ジェネルは自分とは違ってカメラ慣れをしている。
カメラ慣れをしている、というよりは、自分が一向にカメラ慣れや取材慣れをしないからそう思うのだろう。よくもまあ、この歳であっさりと観客を煽って一体感を生み出せるものだ。自分には、言葉ひとつで空気を作るということがとうとうできなかった。
ジェネルは清兵衛の代わりを意識的に目指そうとしているのかもしれない。半分は素だろうが、たぶん、もう半分は清兵衛の幻を追っているのではないか――海にはそんな気がしてならなかった。
一方で、海は全く気づいてはいなかったが、ジェネルは自分がこうしてマイクで盛り上げることで、海へ向けられる視線を少しでも自分が和らげられればと思っていたし、いつまでも海一人に頼るような状況ではいけない――少しでも海の精神的負担を減らせるように自分が積極的にマイクを握らなければ――とジェネルは思っていた。

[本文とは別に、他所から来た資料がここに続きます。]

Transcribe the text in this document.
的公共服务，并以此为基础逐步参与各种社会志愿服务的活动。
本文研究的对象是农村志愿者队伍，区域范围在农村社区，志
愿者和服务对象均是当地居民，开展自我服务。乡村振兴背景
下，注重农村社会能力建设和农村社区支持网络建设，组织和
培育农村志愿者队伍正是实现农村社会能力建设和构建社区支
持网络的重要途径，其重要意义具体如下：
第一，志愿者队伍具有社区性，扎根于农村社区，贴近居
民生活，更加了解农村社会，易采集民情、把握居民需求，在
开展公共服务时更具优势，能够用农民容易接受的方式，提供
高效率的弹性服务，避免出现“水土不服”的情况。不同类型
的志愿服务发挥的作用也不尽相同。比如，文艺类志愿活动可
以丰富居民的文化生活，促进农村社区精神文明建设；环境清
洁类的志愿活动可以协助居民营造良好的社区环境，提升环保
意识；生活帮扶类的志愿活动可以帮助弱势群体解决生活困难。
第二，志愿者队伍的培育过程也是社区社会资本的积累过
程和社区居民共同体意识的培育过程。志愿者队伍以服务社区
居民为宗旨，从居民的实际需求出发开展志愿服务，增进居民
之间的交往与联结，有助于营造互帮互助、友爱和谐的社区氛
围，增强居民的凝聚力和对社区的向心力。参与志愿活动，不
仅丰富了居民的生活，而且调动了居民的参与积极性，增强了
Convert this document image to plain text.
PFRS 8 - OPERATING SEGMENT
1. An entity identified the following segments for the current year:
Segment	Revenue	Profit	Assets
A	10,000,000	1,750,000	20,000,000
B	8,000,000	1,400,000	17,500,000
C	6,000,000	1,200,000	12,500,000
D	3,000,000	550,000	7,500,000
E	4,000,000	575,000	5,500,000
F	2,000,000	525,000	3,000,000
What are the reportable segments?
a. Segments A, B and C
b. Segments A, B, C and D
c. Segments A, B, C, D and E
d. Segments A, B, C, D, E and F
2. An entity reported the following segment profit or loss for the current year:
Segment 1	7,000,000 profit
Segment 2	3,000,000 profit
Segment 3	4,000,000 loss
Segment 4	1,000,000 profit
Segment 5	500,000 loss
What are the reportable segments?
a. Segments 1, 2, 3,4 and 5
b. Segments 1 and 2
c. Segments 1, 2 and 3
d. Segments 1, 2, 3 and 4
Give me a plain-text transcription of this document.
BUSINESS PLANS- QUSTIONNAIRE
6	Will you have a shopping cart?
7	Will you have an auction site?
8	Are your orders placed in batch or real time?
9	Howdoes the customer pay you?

今年こそは、という言葉に囚われ続けている二人の中で、今年こそは、という言葉の意味に少しずつ変化が出始めていた。
海と一緒にカメラのフラッシュを盛大に焚かれるジェネル。普段よりきつめに海の肩を組んで――自分が海を少しでも変えてやるんだという思いでカメラにピースサインを向け続け、とびきりの笑顔をレンズの奥に届け続ける。
それは、海がこうした取材の際に表情が硬かったり、自分が少しでも目立たないとすぐに取材陣が海にあれこれどうでもいい話を振ったり、海が繊細なことを分かっていて海にずけずけと踏み込んでくるから、少しでもそうした海の負担を減らすために意識的にやっていることでもあった。
別に自分はこうした対応も嫌ではないし、意識的にやっていることではあるとはいえ、自分がやりたいからそうしているに過ぎないから、負担にだってならない。海が取材対応を苦手としていることだって分かっているのだから、少し自分に回せ――それがジェネルなりの海の守り方だった。
海はそんなジェネルを、相変わらず押しと我の強い女だ――とくらいにしか思わなかったが、自分の後ろを安心して任せられるどころか、近いうち、自分の前を打っていてもおかしくない日がくるかもしれないし、着実にジェネルが自分のときよりも早いペースで一流への階段を登り始めていることだけはしっかり認めようと少しくらいは思っていた。